The 28-year-old Yoka’s stellar amateur run included a berth at the 2012 London Olympics and gold medals at the 2015 World Championships and 2010 Youth Olympic Games. Before his triumph in Rio, he’d already defeated the likes of former heavyweight world champion Joseph Parker and current undefeated prospects Joe Joyce and Ivan Dychko. At the Rio Olympics, he defeated Croatian standout Filip Hrgović in the semifinals and edged Joyce in the gold medal match.

As a professional, Yoka (8-0, 7 KOs) made his debut in June 2017 with a second-round stoppage over the previously undefeated Travis Clark. Apart from a decision win over Jonathan Rice in his second outing, Yoka has stopped every foe, including durable Englishman David “White Rhino” Allen and former European champion Alexander Dimitrenko. He made his 2020 debut Sept. 25 and stopped former world title challenger Johann Duhaupas in one round.
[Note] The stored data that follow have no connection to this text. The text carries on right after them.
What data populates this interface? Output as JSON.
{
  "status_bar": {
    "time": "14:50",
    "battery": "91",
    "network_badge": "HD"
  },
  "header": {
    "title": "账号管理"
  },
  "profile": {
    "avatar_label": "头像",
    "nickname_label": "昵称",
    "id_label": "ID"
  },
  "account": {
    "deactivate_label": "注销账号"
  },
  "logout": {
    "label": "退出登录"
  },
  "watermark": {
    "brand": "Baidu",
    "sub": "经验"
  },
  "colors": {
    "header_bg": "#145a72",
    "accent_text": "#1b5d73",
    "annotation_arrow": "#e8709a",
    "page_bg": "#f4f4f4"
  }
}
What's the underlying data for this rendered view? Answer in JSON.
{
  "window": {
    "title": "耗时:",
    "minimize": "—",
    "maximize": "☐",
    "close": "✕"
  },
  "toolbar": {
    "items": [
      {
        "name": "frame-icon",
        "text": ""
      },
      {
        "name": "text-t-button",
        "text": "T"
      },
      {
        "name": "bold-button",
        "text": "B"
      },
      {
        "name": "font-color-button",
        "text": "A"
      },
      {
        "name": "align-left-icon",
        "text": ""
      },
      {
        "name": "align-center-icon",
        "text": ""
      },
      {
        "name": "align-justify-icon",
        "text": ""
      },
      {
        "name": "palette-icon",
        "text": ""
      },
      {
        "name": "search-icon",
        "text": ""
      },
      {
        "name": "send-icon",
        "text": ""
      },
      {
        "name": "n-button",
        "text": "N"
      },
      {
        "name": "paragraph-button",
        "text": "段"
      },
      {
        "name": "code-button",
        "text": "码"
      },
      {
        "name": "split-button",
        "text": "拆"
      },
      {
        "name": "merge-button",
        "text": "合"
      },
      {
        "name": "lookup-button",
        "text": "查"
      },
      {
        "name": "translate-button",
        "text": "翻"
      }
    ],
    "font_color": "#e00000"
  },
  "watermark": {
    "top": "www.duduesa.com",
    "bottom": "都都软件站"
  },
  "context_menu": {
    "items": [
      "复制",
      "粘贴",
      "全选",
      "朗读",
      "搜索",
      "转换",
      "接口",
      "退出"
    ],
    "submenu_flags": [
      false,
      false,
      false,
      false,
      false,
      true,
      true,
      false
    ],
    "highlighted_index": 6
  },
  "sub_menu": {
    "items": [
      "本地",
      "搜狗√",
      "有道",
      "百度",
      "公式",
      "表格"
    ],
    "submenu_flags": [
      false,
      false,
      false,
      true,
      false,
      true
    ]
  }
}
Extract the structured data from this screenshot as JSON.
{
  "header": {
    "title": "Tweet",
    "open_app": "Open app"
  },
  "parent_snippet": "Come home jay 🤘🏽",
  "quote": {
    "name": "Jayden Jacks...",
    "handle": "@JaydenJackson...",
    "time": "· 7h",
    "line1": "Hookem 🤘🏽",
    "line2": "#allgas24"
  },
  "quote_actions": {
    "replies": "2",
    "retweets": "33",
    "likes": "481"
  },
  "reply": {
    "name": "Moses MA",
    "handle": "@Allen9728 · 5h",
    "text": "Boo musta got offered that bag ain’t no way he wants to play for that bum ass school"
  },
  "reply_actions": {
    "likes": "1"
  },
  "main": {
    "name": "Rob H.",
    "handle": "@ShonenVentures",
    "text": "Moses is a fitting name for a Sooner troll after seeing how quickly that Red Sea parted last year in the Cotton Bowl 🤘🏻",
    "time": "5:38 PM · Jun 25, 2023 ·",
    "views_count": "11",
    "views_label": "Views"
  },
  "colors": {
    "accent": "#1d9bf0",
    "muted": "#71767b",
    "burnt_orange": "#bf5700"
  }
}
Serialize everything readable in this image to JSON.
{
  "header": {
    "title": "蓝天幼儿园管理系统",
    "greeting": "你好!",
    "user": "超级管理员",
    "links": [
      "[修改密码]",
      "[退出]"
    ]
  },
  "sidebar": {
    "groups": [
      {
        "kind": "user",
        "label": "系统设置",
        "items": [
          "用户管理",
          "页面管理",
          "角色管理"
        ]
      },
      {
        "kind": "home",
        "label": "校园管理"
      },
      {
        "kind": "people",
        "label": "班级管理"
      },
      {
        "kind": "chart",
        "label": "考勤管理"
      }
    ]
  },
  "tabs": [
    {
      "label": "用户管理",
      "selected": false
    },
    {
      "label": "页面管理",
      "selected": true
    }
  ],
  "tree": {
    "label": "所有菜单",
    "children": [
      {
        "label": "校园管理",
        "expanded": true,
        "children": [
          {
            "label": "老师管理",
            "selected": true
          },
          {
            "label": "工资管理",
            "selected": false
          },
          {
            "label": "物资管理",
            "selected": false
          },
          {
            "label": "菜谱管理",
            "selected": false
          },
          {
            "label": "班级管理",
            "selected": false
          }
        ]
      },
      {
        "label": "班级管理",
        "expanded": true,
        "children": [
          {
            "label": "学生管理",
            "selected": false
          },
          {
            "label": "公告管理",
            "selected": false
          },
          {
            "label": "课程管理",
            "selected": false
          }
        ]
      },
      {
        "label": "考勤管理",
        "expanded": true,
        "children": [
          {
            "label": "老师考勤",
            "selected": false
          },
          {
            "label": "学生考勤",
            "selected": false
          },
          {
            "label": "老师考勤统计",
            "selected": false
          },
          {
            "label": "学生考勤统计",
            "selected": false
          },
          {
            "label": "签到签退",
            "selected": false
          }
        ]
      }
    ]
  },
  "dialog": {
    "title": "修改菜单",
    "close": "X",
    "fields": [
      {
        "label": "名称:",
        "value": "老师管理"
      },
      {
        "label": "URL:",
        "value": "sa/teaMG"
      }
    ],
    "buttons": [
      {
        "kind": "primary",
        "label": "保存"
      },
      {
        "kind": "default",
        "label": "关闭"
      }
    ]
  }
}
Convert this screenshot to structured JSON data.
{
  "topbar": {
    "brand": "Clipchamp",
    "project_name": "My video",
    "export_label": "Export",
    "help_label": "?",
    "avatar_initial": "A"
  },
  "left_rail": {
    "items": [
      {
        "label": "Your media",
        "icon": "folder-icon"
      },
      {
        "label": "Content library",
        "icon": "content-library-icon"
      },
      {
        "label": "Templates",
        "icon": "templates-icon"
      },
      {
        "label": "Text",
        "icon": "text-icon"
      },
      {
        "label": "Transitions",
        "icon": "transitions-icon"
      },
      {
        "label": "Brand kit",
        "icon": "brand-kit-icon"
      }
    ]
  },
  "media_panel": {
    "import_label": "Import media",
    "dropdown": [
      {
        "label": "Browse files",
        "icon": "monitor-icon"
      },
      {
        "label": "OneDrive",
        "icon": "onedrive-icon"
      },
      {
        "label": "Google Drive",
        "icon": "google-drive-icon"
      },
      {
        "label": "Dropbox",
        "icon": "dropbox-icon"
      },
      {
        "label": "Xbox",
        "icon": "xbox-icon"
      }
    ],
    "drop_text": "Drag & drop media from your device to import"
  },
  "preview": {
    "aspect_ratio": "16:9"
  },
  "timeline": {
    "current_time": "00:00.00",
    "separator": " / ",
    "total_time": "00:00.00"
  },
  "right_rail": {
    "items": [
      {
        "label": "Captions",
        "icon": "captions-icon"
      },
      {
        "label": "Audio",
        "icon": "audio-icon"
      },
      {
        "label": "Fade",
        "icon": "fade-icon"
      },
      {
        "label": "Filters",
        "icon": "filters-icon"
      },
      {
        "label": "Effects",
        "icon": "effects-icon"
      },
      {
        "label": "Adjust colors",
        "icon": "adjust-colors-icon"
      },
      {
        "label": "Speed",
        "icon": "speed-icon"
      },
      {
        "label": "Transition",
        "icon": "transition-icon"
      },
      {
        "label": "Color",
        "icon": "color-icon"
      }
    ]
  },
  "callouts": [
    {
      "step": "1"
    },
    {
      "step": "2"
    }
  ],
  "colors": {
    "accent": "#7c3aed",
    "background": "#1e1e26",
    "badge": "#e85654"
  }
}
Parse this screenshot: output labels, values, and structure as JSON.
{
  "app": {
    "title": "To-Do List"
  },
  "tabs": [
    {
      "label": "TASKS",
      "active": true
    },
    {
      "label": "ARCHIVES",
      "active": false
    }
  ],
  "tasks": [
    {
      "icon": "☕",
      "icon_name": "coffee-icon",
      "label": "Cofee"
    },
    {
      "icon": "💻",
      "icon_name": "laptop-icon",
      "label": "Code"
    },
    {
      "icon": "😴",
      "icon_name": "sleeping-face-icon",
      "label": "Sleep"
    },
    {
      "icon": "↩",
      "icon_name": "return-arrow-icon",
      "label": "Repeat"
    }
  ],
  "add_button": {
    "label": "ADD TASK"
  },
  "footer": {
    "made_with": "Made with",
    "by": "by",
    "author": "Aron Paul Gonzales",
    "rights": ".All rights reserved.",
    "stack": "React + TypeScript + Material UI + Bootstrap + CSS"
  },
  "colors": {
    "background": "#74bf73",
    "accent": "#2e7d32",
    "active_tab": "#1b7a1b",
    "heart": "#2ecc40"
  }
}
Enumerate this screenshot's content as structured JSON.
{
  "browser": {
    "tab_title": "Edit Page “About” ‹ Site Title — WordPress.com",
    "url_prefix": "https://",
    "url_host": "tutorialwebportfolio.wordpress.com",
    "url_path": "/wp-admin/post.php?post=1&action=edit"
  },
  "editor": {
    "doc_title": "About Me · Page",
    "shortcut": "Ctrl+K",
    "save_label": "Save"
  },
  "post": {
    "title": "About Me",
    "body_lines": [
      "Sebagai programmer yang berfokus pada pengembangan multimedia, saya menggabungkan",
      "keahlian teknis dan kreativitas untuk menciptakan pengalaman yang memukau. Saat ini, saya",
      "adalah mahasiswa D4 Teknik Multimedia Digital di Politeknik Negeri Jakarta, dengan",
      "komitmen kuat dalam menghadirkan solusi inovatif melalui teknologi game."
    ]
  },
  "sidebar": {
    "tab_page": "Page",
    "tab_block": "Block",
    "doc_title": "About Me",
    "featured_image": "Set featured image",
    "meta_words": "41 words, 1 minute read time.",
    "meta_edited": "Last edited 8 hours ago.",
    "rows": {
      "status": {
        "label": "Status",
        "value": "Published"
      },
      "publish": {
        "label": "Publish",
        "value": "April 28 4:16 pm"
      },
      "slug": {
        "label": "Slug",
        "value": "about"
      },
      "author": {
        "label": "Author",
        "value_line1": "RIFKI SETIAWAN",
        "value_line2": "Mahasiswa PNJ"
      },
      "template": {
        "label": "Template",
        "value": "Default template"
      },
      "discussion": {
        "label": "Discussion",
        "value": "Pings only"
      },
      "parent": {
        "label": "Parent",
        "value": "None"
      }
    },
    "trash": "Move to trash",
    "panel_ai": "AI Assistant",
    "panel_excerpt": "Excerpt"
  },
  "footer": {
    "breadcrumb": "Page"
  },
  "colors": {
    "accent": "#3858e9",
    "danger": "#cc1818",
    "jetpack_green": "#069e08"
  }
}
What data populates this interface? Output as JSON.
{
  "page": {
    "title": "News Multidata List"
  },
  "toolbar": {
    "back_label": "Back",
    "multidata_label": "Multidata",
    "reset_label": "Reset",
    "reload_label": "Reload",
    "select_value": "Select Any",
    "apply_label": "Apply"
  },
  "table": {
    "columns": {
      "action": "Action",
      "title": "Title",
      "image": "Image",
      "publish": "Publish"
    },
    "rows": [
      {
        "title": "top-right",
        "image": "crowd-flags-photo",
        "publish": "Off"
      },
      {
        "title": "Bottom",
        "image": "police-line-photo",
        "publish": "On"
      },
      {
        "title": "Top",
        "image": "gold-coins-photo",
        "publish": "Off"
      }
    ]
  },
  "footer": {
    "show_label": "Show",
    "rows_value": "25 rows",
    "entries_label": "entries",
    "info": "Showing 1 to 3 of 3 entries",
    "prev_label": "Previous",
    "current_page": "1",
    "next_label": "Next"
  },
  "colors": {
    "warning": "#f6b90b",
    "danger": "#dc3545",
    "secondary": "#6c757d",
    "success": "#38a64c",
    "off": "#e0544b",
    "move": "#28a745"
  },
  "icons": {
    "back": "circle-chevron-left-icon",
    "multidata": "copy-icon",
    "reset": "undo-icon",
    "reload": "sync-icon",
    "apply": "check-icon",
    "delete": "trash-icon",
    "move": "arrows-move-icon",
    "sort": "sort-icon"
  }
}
Hammer (25-6, 15 KOs) has fought many of the leading heavyweight names during his 12-year career, falling short against Tyson Fury, Luis Ortiz and Alexander Povetkin. He’s notched myriad upset victories, including a highlight-reel knockout over David Price and a 2016 split decision over Erkan Teper for the WBO European belt. In March 2019, he went the 10-round distance against Ortiz and has not been stopped since Fury forced him to retire on his stool after eight rounds in their February 2015 clash.